ÉTATS-UNIS / MEXIQUE
Ed Lacy (pseudonyme de Leonard Zinberg, est né à New York en 1911. Auteur de nouvelles puis de romans policiers, il est un auteur engagé aux côtés des Noirs et contre toute forme de guerre, celle du Vietnam en particulier. Il est mort dans le quartier d’Harlem en 1968.
La mort du toréro
1964 / 2024
Après un séjour forcé en Europe et en Afrique du Nord, pendant la 2ème Guerre mondiale et une première enquête[1] Toussaint Moore, lassé d’aventures, est postier à New York, postier et dépressif. L’annonce d’un prochain bébé dans le couple qu’il forme avec Fran qu’elle lui annonce brusquement le plonge dans un désarroi moral et matériel. L’occasion de gagner un peu d’argent pour subvenir au budget moribond se présente avec la proposition de Ted Bailey et de Kay Robbens, ses précédents « employeurs », une mission particulière à Mexico.

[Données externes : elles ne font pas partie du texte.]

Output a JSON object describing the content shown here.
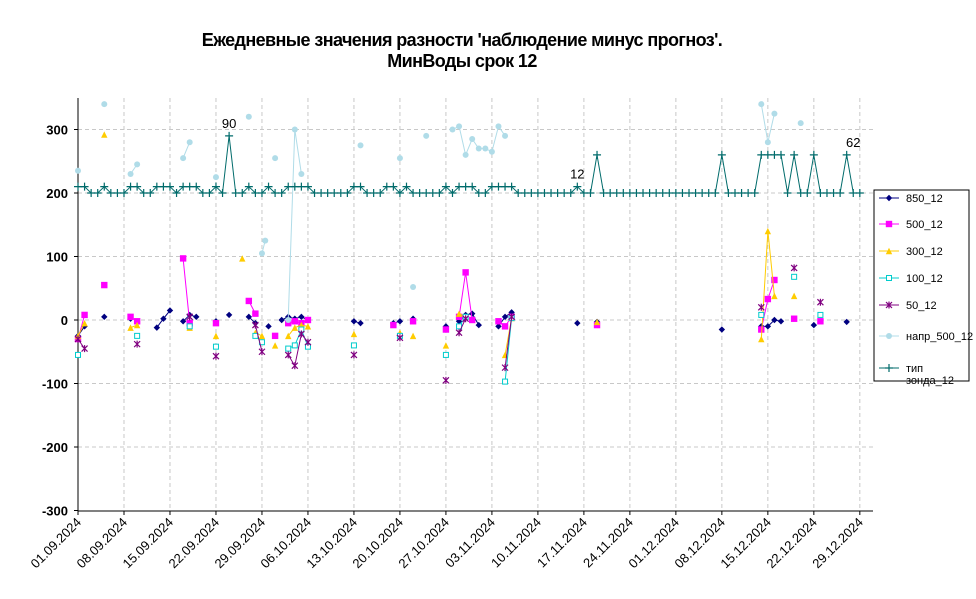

Arrivé dans une capitale où il n’a jamais mis les pieds, perdu par une langue qu’il ne parle pas, ce Noir très noir compare le racisme omniprésent et très direct de New York et celui, plus sournois, du Mexique où les Indiens ne sont pas aussi mal traités que les gens de couleur du Nord mais souffrent autant quoique différemment.
La commanditaire est une veuve plus jeune que ce que croyait Toussaint, elle n’a qu’un grave défaut : elle « élève » des serpents venimeux chez elle et son mari est mort d’une piqûre de serpent.
La mort du toréro a été publié pour la première fois aux États-Unis en 1964 et Mexico dans les années 60 ressemblait, malgré sa taille déjà impressionnante, à une ville provinciale, les voitures roulaient encore (depuis longtemps elles sont en permanence à l’arrêt, avançant de temps en temps de quelques mètres), les gens allaient et venaient sans se préoccuper d’une insécurité inexistante, le pire danger pour les habitants et les touristes était de se faire filouter par les chauffeurs de taxis. C’est cette ambiance que font ressortir les errances de Toussaint dans des rues animées et paisibles, dans l’ensemble : il sera bien au centre de règlements de comptes tout de même.
Les codes du polar classique sont bien présents : la mystérieuse veuve, la bimbo blonde (yankee) et un peu maigrelette, enfin bon, le privé fauché et noir, mais Ed Lacy sait les détourner pour qu’en même temps on se sente en pays de connaissance et en terrain assez nouveau pour intriguer avec, pour idée récurrente le racisme nord-américain, le Mexique compris.
Le rythme n’est pas effréné, le narrateur prend le temps de décrire une ville, un pays qui, c’était le cas pour une grande majorité de Nord-Américains, attiraient et qui piquaient leur curiosité, leur soif d’exotisme (à bas prix), et un des intérêts du roman, en plus de l’intrigue policière, est de retrouver New York, Mexico et Acapulco comme on a oublié qu’ils ont été, peut-être de comparer avec notre propre expérience et de retrouver ces images vintage tellement à la mode à présent. Et, surtout, on appréciera la façon dont Ed Lacy, ou Leonard Zinberg, le véritable nom de l’auteur, homme blanc, Juif et communiste, s’est glissé dans la peau d’un Noir quand la séparation était encore la règle sur le territoire nord-américain pour montrer directement le ressenti des gens de couleur qui dans les romans de l’époque, n’étaient généralement que des caricatures. Une curiosité et une réussite.
La mort du toréro, traduit de l’américainet préfacé par Roger Martin, éd. du Canoë, 250 p., 18 €.
[1] Traquenoir, éd. du Canoë et 10/18
MOTS CLES : ETATS-UNIS / MEXIQUE / POLAR / RACISME / VIOLENCE / HUMOUR / SOCIETES / EDITIONS DU CANOË.